Even more so do we refuse the label “Bordigists”, for a series of valid reasons. Far from failing to acknowledge the enormous contribution made by Amadeo Bordiga for his whole life, we know (and confirm this against all his bourgeois “biographers”) that this was Party work and not the individual mental product of an “isolated thinker”: it was the transmission, founded on a rock-solid theoretical basis, of a whole body of historical experience, from militant to militant – and by a militant who had always declared the impersonal nature of the doctrine and practice, obeying it even when flattery might have led him in a different direction – an anonymous militant, who had been trained in an impersonal doctrine, for a cause that reaches far further than individuals and generations. Bordiga and the collective work for the revolutionary Party are inseparable. Moreover, the huge job of theoretical restoration was made possible not only thanks to its being the expression of collective work by the Party, which, if we want to take this viewpoint, saw Bordiga as its spearhead, but also thanks to the political and organizational continuity achieved by comrades who, during the ‘30s, were active abroad, as well as clandestine in Italy - which, over the next few decades, ensured the combination of forces (not all theoretically homogeneous) from which our Party emerged, by selection, in 1952. Thus, once again, a collective, anonymous, impersonal experience: that of shared work by militants united for a historical objective, oriented towards the rebirth of the revolutionary Party.

 

But this is not all. We are not “Bordigists” because Bordiga’s work (of restoring and re-proposing “Marxist” theory in its entirety, after the monstrous devastations suffered in the counter-revolution, and of working for the reaffirmation of the revolutionary Party) can in no sense be considered an extra, a “new contribution”, a “new interpretation”, a “special variety” of Marxism (or, as the well-paid intellectuals addicted to their own egos say, of “Marxisms”: precisely!). Bordiga was a most efficient tool, “…the splendid ‘machine’,” we wrote in our press in the article commemorating him at the time of his death in 1970, “through which ran […] the current of Marxism’s high potential.” And we continued, “…and we say ‘Marxism’ as we, of the Left, have always understood it, not as an abstract theory to whose budding gems we bow down in a pretence of daily veneration, but as a sharp and shining weapon, whose grip, or aim, we must never let go of - a weapon that must be saved, so that it is not lost in a whirlpool of defeat, by sacrificing everything, first and foremost the ignoble self, just as, in order to use it when the battle is raging, weakness, misery, vanity, stupid pride, the mean little ‘accounts book’ of the individual must be destroyed, to save its healthy or even precious potential in the interests of the ‘class-Party’.” (“On the death of Amadeo Bordiga. An exemplary militancy at the service of the revolution”, Il programma comunista, no. 14/1970).

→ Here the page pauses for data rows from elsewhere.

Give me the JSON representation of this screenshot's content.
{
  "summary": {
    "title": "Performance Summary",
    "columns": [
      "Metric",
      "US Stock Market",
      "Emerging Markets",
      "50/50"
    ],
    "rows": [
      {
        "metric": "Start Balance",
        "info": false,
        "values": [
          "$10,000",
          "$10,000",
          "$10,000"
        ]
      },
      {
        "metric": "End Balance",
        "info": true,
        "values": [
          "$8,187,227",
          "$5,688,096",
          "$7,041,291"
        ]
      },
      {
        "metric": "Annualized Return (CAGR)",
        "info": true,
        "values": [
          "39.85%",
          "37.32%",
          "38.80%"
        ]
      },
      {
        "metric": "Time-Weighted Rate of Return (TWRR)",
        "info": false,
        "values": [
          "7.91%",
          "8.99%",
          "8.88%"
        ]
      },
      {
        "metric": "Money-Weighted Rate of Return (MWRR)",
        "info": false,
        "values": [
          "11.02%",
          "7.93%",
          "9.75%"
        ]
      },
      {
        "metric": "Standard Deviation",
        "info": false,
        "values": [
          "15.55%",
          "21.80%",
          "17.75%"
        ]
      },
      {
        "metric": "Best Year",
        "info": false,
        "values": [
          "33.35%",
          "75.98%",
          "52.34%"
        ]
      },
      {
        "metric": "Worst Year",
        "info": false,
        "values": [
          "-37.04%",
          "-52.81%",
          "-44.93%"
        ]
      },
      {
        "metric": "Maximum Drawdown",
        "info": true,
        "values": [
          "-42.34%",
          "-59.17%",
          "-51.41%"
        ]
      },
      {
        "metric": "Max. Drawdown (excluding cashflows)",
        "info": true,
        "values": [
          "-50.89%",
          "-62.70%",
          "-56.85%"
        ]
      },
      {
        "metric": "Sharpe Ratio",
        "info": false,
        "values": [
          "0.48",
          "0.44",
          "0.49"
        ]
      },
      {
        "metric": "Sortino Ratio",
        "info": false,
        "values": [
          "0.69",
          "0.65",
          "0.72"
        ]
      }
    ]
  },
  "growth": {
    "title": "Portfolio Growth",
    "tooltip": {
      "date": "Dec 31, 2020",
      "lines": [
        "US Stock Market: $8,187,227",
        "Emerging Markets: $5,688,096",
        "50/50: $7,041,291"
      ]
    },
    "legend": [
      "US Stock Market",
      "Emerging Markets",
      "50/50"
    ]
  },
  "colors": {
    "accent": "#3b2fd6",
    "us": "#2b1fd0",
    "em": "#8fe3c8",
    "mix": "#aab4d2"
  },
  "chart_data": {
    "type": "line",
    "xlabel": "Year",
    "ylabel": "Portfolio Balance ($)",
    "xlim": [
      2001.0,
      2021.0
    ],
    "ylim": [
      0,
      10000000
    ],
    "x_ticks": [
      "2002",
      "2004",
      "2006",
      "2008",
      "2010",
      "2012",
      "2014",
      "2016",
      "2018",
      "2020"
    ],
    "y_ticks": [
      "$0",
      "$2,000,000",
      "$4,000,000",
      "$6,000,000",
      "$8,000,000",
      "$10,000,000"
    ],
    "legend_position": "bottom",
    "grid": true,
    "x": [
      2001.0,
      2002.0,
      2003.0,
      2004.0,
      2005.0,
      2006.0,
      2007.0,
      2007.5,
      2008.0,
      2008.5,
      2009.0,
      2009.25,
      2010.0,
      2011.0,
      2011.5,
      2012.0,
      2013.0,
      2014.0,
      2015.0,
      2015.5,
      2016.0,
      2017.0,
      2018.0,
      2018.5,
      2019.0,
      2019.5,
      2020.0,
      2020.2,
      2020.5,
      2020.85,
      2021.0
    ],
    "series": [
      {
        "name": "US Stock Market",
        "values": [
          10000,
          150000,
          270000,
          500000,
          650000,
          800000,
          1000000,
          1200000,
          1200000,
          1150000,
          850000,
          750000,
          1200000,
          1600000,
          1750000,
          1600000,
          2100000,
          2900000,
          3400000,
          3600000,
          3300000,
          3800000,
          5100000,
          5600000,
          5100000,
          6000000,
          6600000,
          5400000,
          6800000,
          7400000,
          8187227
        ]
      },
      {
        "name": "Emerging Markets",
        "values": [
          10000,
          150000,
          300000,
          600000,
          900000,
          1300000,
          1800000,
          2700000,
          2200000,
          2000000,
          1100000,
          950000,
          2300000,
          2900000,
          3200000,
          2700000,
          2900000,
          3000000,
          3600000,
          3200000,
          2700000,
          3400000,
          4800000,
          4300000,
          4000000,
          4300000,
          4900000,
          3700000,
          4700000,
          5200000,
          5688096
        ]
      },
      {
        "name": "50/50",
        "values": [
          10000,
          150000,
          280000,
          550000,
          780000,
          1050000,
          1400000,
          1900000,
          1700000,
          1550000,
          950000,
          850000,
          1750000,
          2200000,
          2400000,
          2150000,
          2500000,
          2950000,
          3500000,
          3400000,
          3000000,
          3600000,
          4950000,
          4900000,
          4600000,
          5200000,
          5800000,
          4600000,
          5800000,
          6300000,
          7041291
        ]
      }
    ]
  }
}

Bordiga did not add or modify a single comma in the body of doctrine that emerged in the mid-1800s when conditions were mature for it because the bourgeois mode of production had given and said of itself all it had to, experimentally verified (both theoretically and in practice) in the following one and a half centuries through a few, shining victories and many bloody defeats: in the very midst of the counter-revolution he managed to remain in place and gather around himself new generations of militants – the Party.

 

And so we leave to others the petty idolatry of the “individual” and pay no attention to the pretentious irony (or at times the arrogant ignorance, the vindictive contempt, the disgusting slander) towards “Amadeo Bordiga” and the “Bordigists”. Aware of belonging to a generation of militants that has faced and will continue to face different problems and duties, we pursue the same work in different conditions: amidst errors, inadequacy and uncertainty, but always anonymously, impersonally and collectively. Communist militants – that is all.